Proprio a partire dal tema della formazione e del dialogo interistituzionale, il presidente dell’Ordine dei Medici di Palermo, Toti Amato, ha richiamato l’attenzione sulla necessità di rafforzare la collaborazione tra diritto e salute mentale attraverso strumenti concreti di verifica e valorizzazione delle competenze.

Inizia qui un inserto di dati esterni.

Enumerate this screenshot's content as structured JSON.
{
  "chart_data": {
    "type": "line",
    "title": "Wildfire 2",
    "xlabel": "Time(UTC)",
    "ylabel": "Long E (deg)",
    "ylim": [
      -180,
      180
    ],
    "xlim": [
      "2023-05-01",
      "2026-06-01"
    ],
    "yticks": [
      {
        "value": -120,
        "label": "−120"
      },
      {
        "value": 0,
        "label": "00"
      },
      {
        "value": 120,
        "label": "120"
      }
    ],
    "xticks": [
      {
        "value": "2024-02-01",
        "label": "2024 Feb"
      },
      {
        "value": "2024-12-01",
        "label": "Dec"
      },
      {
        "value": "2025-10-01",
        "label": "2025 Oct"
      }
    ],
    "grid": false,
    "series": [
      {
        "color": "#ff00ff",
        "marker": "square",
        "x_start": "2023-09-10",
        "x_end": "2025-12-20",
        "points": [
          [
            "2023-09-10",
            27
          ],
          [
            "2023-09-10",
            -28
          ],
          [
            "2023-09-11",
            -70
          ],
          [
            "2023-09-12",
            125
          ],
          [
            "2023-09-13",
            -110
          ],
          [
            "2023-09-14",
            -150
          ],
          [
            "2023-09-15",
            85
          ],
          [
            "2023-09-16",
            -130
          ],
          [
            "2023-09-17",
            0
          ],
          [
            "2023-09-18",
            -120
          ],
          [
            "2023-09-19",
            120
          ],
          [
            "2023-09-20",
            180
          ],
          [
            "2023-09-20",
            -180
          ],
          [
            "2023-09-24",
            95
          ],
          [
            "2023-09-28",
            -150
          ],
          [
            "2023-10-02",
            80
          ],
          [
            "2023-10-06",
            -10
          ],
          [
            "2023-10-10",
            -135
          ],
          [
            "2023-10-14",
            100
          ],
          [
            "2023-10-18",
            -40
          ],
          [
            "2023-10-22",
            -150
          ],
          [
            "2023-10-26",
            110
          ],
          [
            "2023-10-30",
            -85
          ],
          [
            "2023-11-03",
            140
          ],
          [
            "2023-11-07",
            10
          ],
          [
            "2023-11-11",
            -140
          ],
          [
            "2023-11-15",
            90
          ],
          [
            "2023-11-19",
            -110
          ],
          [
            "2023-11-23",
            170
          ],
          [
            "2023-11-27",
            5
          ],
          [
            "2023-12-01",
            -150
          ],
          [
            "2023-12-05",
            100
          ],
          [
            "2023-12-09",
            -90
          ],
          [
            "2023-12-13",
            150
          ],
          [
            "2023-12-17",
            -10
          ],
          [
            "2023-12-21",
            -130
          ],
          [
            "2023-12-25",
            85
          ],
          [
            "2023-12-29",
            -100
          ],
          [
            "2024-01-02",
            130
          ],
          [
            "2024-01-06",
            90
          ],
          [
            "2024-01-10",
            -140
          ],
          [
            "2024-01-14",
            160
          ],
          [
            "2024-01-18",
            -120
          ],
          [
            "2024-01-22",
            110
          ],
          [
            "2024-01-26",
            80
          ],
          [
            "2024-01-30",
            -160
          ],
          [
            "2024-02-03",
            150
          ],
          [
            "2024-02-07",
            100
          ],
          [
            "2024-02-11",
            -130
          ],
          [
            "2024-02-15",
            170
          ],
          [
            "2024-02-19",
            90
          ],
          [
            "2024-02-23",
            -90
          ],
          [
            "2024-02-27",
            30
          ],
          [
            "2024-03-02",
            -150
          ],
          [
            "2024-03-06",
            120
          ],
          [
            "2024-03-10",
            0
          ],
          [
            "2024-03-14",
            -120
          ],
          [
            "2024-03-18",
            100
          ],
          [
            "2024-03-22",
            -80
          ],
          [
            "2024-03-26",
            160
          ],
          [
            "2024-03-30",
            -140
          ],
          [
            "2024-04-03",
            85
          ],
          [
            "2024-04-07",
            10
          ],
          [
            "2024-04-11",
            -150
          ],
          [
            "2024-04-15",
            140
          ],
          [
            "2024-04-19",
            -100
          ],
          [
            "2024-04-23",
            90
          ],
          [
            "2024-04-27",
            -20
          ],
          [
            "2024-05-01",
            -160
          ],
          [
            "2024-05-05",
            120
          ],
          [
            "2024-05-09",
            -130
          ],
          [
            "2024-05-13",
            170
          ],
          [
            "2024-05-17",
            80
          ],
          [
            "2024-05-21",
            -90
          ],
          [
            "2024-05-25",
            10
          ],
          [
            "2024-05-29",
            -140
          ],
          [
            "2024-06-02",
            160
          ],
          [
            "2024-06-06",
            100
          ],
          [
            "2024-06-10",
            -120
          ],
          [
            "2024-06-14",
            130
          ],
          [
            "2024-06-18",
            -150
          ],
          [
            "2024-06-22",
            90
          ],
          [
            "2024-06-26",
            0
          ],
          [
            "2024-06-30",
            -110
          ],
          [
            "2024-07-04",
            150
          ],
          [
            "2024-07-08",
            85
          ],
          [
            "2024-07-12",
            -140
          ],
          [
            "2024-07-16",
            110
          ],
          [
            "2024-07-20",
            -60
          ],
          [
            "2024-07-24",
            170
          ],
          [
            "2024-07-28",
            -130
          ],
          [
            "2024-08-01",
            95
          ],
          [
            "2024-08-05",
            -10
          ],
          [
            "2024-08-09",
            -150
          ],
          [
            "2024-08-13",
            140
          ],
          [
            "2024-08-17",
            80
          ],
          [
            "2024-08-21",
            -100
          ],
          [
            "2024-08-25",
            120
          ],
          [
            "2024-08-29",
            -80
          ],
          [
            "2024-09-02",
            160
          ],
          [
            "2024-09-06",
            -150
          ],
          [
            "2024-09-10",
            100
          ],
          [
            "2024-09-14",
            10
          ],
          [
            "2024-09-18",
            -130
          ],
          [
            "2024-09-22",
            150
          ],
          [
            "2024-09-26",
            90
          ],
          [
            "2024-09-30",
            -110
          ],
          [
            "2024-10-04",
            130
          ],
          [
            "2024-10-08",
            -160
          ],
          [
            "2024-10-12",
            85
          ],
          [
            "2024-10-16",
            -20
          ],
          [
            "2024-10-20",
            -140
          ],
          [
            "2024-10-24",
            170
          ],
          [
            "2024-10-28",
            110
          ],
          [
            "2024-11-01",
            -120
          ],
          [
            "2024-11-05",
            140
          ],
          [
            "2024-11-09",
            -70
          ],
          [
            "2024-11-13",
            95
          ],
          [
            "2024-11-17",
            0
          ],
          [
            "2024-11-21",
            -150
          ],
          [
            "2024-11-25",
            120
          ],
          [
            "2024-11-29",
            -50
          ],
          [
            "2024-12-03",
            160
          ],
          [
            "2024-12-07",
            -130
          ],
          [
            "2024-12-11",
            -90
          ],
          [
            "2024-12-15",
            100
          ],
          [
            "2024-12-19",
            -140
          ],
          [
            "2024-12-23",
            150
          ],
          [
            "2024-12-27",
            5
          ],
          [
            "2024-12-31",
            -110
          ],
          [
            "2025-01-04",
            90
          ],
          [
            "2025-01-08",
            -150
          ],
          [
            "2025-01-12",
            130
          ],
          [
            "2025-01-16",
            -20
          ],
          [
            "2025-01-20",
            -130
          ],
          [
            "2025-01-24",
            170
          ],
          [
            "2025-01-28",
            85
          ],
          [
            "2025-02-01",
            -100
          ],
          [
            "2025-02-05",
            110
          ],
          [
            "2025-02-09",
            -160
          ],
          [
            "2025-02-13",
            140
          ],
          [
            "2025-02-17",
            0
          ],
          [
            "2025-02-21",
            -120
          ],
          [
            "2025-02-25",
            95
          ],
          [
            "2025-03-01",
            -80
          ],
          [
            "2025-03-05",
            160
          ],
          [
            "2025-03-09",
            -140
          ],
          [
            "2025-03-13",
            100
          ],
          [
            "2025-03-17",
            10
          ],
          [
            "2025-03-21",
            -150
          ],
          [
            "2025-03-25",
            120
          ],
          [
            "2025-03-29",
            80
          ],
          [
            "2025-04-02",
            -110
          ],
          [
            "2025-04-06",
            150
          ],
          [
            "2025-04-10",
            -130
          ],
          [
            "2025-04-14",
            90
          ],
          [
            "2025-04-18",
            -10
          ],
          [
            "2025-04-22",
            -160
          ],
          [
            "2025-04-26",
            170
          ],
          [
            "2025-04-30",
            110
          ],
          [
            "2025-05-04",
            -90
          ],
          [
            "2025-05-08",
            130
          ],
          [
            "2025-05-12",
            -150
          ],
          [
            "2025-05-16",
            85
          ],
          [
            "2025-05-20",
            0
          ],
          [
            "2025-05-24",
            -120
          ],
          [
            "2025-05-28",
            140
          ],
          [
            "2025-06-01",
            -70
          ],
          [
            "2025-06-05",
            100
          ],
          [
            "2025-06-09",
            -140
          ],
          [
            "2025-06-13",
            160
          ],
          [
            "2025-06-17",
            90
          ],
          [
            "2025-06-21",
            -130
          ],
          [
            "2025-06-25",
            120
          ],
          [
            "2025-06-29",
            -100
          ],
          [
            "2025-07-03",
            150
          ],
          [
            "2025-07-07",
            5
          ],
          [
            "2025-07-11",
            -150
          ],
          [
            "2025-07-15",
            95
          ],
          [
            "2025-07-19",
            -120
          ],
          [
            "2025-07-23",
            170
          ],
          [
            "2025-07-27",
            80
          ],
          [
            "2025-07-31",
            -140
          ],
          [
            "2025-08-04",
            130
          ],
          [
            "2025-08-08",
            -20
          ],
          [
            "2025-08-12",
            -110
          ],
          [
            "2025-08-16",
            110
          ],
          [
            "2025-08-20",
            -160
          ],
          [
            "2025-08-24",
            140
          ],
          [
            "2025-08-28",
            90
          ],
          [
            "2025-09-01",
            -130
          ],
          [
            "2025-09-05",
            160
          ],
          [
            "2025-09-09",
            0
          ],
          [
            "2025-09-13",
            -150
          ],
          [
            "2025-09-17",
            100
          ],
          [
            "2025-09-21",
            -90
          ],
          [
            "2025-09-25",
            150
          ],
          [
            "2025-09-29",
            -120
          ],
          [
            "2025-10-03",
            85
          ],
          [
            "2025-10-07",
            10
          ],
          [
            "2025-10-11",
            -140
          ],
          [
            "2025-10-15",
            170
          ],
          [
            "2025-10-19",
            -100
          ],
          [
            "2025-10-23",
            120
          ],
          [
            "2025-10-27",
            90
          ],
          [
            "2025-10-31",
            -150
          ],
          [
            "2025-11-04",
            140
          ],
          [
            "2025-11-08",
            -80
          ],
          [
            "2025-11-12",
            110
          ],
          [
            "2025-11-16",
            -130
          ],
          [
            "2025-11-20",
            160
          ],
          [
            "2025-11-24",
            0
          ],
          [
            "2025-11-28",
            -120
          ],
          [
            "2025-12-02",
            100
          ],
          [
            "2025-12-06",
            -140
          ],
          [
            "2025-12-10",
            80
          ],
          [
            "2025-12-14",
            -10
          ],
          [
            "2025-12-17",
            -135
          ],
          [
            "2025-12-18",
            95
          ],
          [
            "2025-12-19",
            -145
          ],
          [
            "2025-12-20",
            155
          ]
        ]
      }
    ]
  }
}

“Le proposte e i modelli organizzativi non mancano, ma ciò che spesso manca è la verifica della loro efficacia. Serve un sistema di controllo continuo, perché le riforme abbiano reale impatto. Con la legge Lorenzin del 2018, agli Ordini dei Medici è stato affidato il compito della formazione continua dei professionisti e, in quest’ottica, abbiamo siglato con il Tribunale di Palermo e l’Ordine degli Avvocati un protocollo d’intesa che prevede un elenco aggiornato dei consulenti tecnici d’ufficio (CTU), in cui siano certificate non solo la formazione ma anche l’esperienza maturata. È fondamentale, soprattutto in ambiti sensibili come la psichiatria forense, garantire che i periti abbiano competenze specifiche e comprovate. Invito quindi gli psichiatri a presentare la propria attività formativa e professionale, perché la qualità delle consulenze passa dalla competenza e dall’esperienza di chi le svolge”.

“L’Ordine dei Medici di Palermo è al momento l’unico in Italia ad aver sottoscritto un protocollo di questo tipo, a conferma dell’impegno costante nel promuovere qualità, etica e responsabilità nella professione medica”, ha concluso Amato.